Effect Of Change In Rotor Resistance On Torque

It is shown that in slip ring induction motor, externally resistance can be added in the rotor. Let us see the effect of change in rotor resistance on the torque produced.

Let R₂= Rotor resistance per phase

Corresponding torque, T α (s E₂² R₂)/√(R₂² +(s X₂)²)

Now externally resistance is added in each phase of rotor through slip rings.

Let R₂‘ = New rotor resistance per phase

Corresponding torque T‘ α (s E₂² R₂‘ )/√(R₂‘² +(s X₂)²)
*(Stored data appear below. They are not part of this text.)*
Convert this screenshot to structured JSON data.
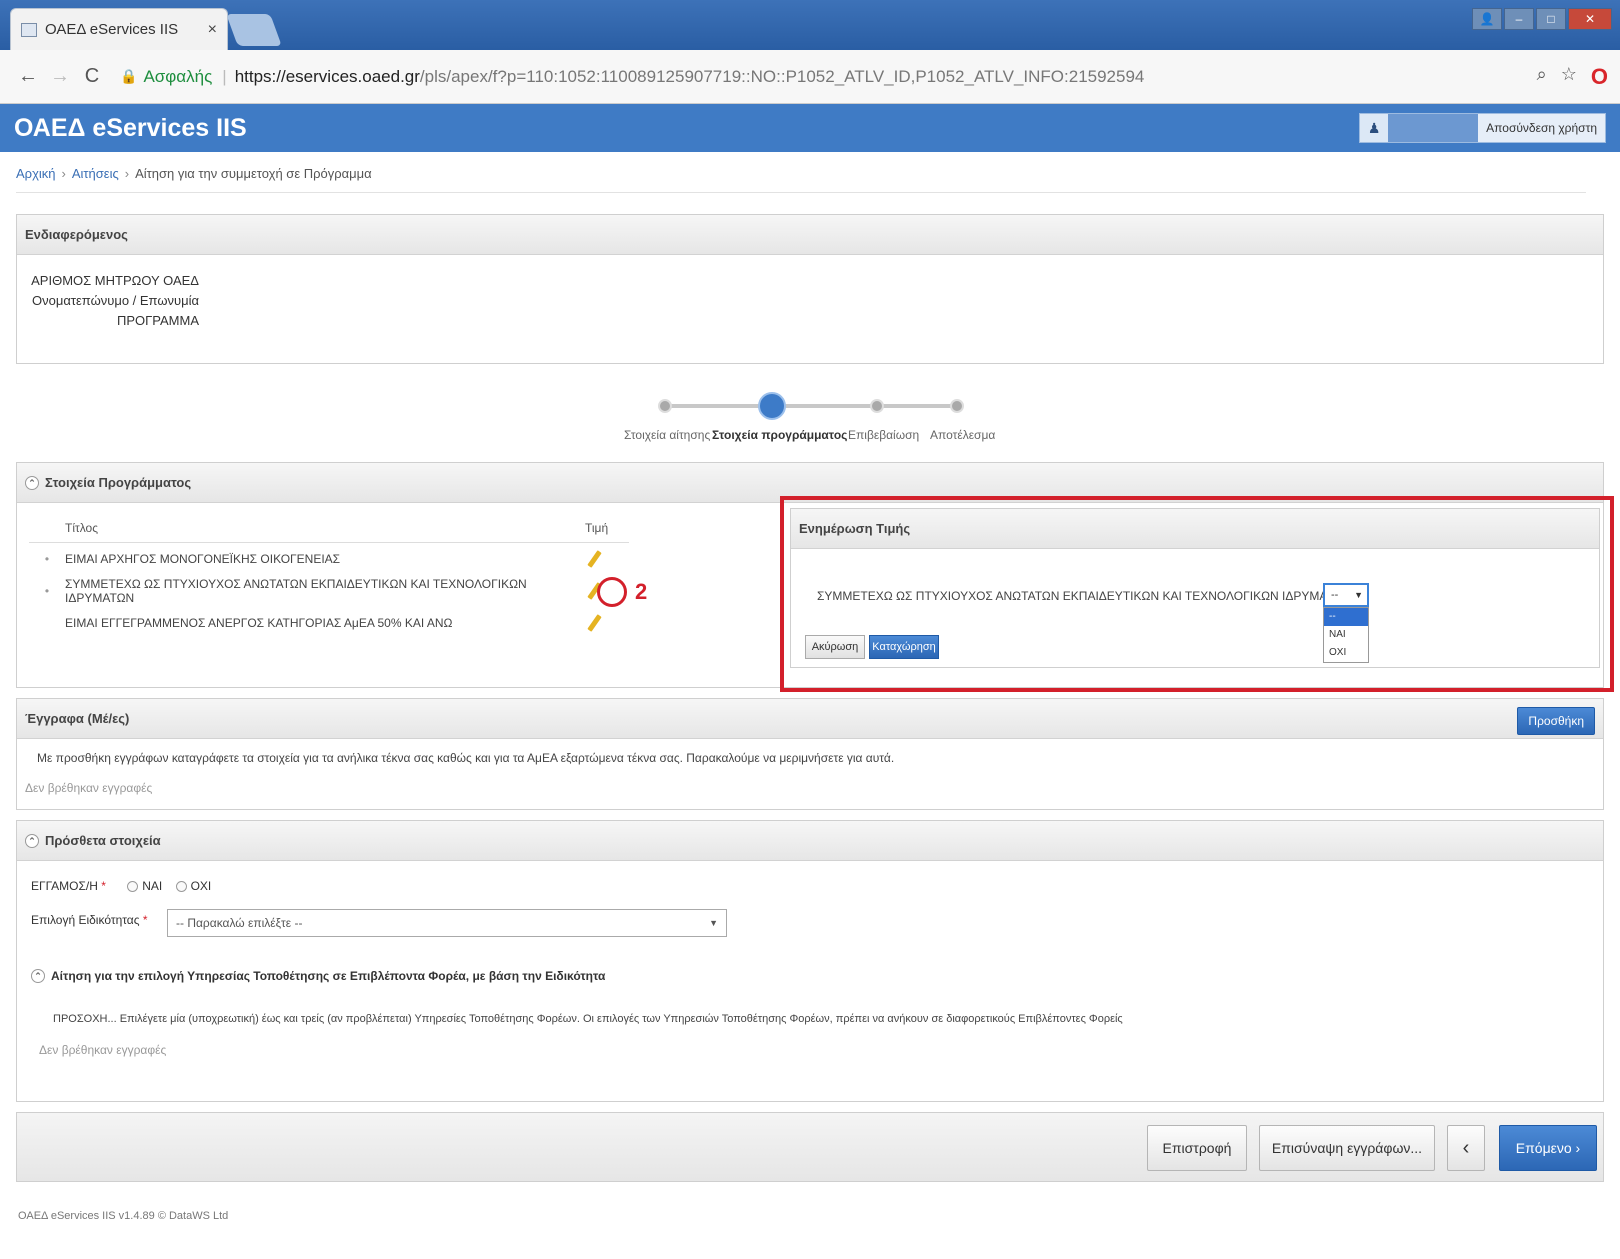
{
  "browser": {
    "tab_title": "ΟΑΕΔ eServices IIS",
    "tab_close": "×",
    "secure_label": "Ασφαλής",
    "url_host": "https://eservices.oaed.gr",
    "url_path": "/pls/apex/f?p=110:1052:110089125907719::NO::P1052_ATLV_ID,P1052_ATLV_INFO:21592594"
  },
  "header": {
    "app_title": "ΟΑΕΔ eServices IIS",
    "logout_label": "Αποσύνδεση χρήστη"
  },
  "breadcrumb": {
    "home": "Αρχική",
    "requests": "Αιτήσεις",
    "current": "Αίτηση για την συμμετοχή σε Πρόγραμμα"
  },
  "insured_panel": {
    "title": "Ενδιαφερόμενος",
    "lines": [
      "ΑΡΙΘΜΟΣ ΜΗΤΡΩΟΥ ΟΑΕΔ",
      "Ονοματεπώνυμο / Επωνυμία",
      "ΠΡΟΓΡΑΜΜΑ"
    ]
  },
  "wizard": {
    "steps": [
      "Στοιχεία αίτησης",
      "Στοιχεία προγράμματος",
      "Επιβεβαίωση",
      "Αποτέλεσμα"
    ],
    "active_step": 2
  },
  "program_panel": {
    "title": "Στοιχεία Προγράμματος",
    "col_title": "Τίτλος",
    "col_value": "Τιμή",
    "rows": [
      "ΕΙΜΑΙ ΑΡΧΗΓΟΣ ΜΟΝΟΓΟΝΕΪΚΗΣ ΟΙΚΟΓΕΝΕΙΑΣ",
      "ΣΥΜΜΕΤΕΧΩ ΩΣ ΠΤΥΧΙΟΥΧΟΣ ΑΝΩΤΑΤΩΝ ΕΚΠΑΙΔΕΥΤΙΚΩΝ ΚΑΙ ΤΕΧΝΟΛΟΓΙΚΩΝ ΙΔΡΥΜΑΤΩΝ",
      "ΕΙΜΑΙ ΕΓΓΕΓΡΑΜΜΕΝΟΣ ΑΝΕΡΓΟΣ ΚΑΤΗΓΟΡΙΑΣ ΑμΕΑ 50% ΚΑΙ ΑΝΩ"
    ],
    "annotation_number": "2"
  },
  "edit_value": {
    "title": "Ενημέρωση Τιμής",
    "field_label": "ΣΥΜΜΕΤΕΧΩ ΩΣ ΠΤΥΧΙΟΥΧΟΣ ΑΝΩΤΑΤΩΝ ΕΚΠΑΙΔΕΥΤΙΚΩΝ ΚΑΙ ΤΕΧΝΟΛΟΓΙΚΩΝ ΙΔΡΥΜΑΤΩΝ",
    "selected": "--",
    "options": [
      "--",
      "ΝΑΙ",
      "ΟΧΙ"
    ],
    "cancel_label": "Ακύρωση",
    "save_label": "Καταχώρηση"
  },
  "documents_panel": {
    "title": "Έγγραφα (Μέ/ες)",
    "add_label": "Προσθήκη",
    "description": "Με προσθήκη εγγράφων καταγράφετε τα στοιχεία για τα ανήλικα τέκνα σας καθώς και για τα ΑμΕΑ εξαρτώμενα τέκνα σας. Παρακαλούμε να μεριμνήσετε για αυτά.",
    "empty": "Δεν βρέθηκαν εγγραφές"
  },
  "extra_panel": {
    "title": "Πρόσθετα στοιχεία",
    "vocational_label": "ΕΓΓΑΜΟΣ/Η",
    "yes": "ΝΑΙ",
    "no": "ΟΧΙ",
    "specialty_label": "Επιλογή Ειδικότητας",
    "specialty_placeholder": "-- Παρακαλώ επιλέξτε --",
    "sub_title": "Αίτηση για την επιλογή Υπηρεσίας Τοποθέτησης σε Επιβλέποντα Φορέα, με βάση την Ειδικότητα",
    "notice": "ΠΡΟΣΟΧΗ... Επιλέγετε μία (υποχρεωτική) έως και τρείς (αν προβλέπεται) Υπηρεσίες Τοποθέτησης Φορέων. Οι επιλογές των Υπηρεσιών Τοποθέτησης Φορέων, πρέπει να ανήκουν σε διαφορετικούς Επιβλέποντες Φορείς",
    "empty": "Δεν βρέθηκαν εγγραφές"
  },
  "toolbar": {
    "back_label": "Επιστροφή",
    "upload_label": "Επισύναψη εγγράφων...",
    "prev_label": "‹",
    "next_label": "Επόμενο ›"
  },
  "footer": {
    "text": "ΟΑΕΔ eServices IIS v1.4.89 © DataWS Ltd"
  },
  "colors": {
    "brand_blue": "#3f7bc5",
    "highlight_red": "#d3202b"
  },
  "icons": [
    "back-arrow-icon",
    "forward-arrow-icon",
    "reload-icon",
    "lock-icon",
    "zoom-icon",
    "star-icon",
    "opera-icon",
    "user-icon",
    "pencil-icon",
    "collapse-icon"
  ]
}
Similarly the starting torque at s = 1 for R₂and R₂‘ can be written as

T_st α (E₂² R₂ )/√(R₂² +(X₂)²)

and T‘st α (E₂² R‘₂ )/√(R‘₂² +(X₂)²)

Maximum torque T_m α (E₂²)/(2X₂)

Key Point : It can be observed that T_m is independent of R₂ hence whatever may be the rotor resistance, maximum torque produced never change but the slip and speed at which it occurs depends on

R₂.
For R₂, s_m = R₂/X₂ where T_m occurs
For R₂‘, s_m‘ = R₂‘/X₂‘ where same T_m occurs

As R₂‘ > R₂, the slip s_m‘ > s_m. Due to this, we get a new torque-slip characteristics for rotor resistance . This new characteristics is parallel to the characteristics for with same but T_m occurring at s_m‘. The effect of change in rotor resistance on torque-slip characteristics shown in the Fig. 1.

It can be seen that the starting torque T‘st for R₂‘ is more than Tst for R₂. Thus by changing rotor resistance the starting torque can be controlled.

If now resistance is further added to rotor to get resistance as R₂‘ and so on, it can be seen that T_m remains same but slip at which it occurs increases to s_m‘ and so on. Similarly starting torque also increases to T‘st and so on.

Fig. 1 Effect of rotor resistance on torque-slip curves

If maximum torque Tm is required at start then s_m = 1 as at start slip is always unity, so
s_m= R₂/X₂ = 1
R₂ = X₂ Condition for getting Tst = T_m
Key Point : Thus by adding external resistance to rotor till it becomes equal to X₂, the maximum torque can be achieved at start.

It is represented by point A in the Fig. 1.

If such high resistance is kept permanently in the circuit, there will be large copper losses (I² R) and hence efficiency of the motor will be very poor. Hence such added resistance is cut-off gradually and finally removed from the rotor circuit, in the normal running condition of the motor. So this method is used in practice to achieve higher starting torque hence resistance in rotor is added only at start.

Thus good performance at start and in the running condition is ensured.

Key Point : This is possible only in case of slip type of induction motor as in squirrel cage due to short circuited rotor, extra rotor resistance can not be added.

Example : Rotor resistance and standstill reactance per phase of a 3 phase induction motor are 0.04 Ω and 0.2 Ω respectively. What should be the external resistance required at start in rotor circuit to obtain.
i) maximum torque at start ii) 50% of maximum torque at start.

Solution :

R₂ = 0.04 Ω,      X₂ = 0.2 Ω
i)    For T_m = T_st ,     s_m = R₂‘/X₂ = 1
.^..        R₂‘ = X₂ = 0.2
Let R_ex = external resistance required in rotor.

R₂‘ = R₂ + R_ex
.^..      R_ex = R₂‘ – R₂ = 0.2 – 0.04 = 0.16 Ω per phase
ii)     For       T_st = 0.5 T_m,
Now       T_m= (k E₂²)/(2 X₂) and
T_st = (k E₂² R₂)/(R₂² + X₂²)

But at start, external resistance R_ex is added. So new value of rotor resistance is say R₂‘.
R₂‘ = R₂ + R_ex
.^.. T_st = (k E₂² R₂‘)/(R₂‘² + X₂²) with added resistance
but T_st = 0.5T_m required.

Substituting expressions of T_st and T_m, we get
(k E₂² R₂‘)/(R₂‘² + X₂²) = 0.5 (k E₂²)/ (2X₂)
.^..                   4 R₂‘ X₂= (R₂‘² + X₂²)
.^..                 (R₂‘²) – 4 x 0.2 x R₂‘ + 0.2² = 0
.^..                    (R₂‘²) – 0.8 R₂‘ + 0.04 = 0
.^..                    R₂‘ = {0.8 + √(0.8² – 4 x 0.04)}/2
.^..                  R₂‘ = 0.0535 , 0.7464 Ω

But R₂‘ can not greater than X₂ hence,
R₂‘ = 0.0535 = R₂ + R_ex
.^.. 0.0535 = 0.04 + R_ex
.^.. R_ex= 0.0135 Ω per phase

This is much resistance is required in the rotor externally to obtain T_st = 0.5 T_m.